If nothing else, the dramatic changes in the marital landscape over the decades has proven that marriage can be an incredibly adaptable and inclusive institution—if it’s called on to be so.
Early in this book, we proposed an Occupy Marriage movement because we believe that marriage will work better and be more successful if people like you start taking ownership of it. That means you will have to think consciously about what you want to get from your marriage.
If you are already married and believe that you have played out your current marital model for all it is worth (a traditional marriage, we presume), why not reinvent and reinvigorate it—not by “working harder” at it, as so-called “experts” will advise, but by starting from scratch with a new way of experiencing it. Consider it a new job description; you used to be in charge of making sure X happened. Now, you are responsible for the success of Y and Z. It’s a new challenge that requires you to be innovative, open-minded, and flexible to make sure it works. Enthusiasm helps.

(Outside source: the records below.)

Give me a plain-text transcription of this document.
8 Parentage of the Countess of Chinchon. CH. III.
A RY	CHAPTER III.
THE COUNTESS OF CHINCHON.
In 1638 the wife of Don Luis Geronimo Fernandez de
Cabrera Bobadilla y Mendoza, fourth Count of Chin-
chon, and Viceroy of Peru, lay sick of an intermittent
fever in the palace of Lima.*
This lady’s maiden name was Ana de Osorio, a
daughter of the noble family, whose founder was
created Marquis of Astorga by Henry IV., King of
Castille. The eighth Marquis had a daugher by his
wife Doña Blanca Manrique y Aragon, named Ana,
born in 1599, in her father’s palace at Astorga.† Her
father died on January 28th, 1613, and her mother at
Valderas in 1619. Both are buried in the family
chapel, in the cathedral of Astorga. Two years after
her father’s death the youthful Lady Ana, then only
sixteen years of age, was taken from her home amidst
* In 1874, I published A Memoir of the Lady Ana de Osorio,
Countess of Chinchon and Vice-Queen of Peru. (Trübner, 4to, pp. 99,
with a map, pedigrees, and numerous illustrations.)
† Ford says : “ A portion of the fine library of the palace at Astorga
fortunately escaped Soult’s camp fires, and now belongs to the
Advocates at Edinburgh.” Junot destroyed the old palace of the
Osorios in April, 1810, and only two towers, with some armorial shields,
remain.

We are encouraged that more men and women are increasingly accepting the idea of nontraditional families—same-sex marriage, unmarried couples with children, and poly-families among them—and favor egalitarian marriages in which paid work, housework, and childcare duties are shared. We are encouraged that people increasingly question whether tying the knot is something they really want to do or whether they feel pressured into it. Even with the changes we lay out, marriage may not be right for everyone, and that’s okay. The goal isn’t to get everyone to marry, but rather to help those who choose to marry have successful unions by their definition of success. That’s why we wrote this book. And we are especially encouraged that many more people—like you—are interested in exploring ways to do that.
Whether you are marrying to become parents or for companionship, whether you are hoping to improve your longtime marriage or deciding to live apart, you now know from the stories we have shared with you that these models work. The couples we interviewed have the marriages they want because they married or tweaked their partnerships with intention. That is what we consider a happy, successful marriage.
And now it’s your turn to figure out what you consider a happy, successful marriage, even—and especially—if it goes against the one-size-fits-all model. This is your marriage, no one else’s. You can make it happen.
We’ll be behind you, rooting you on.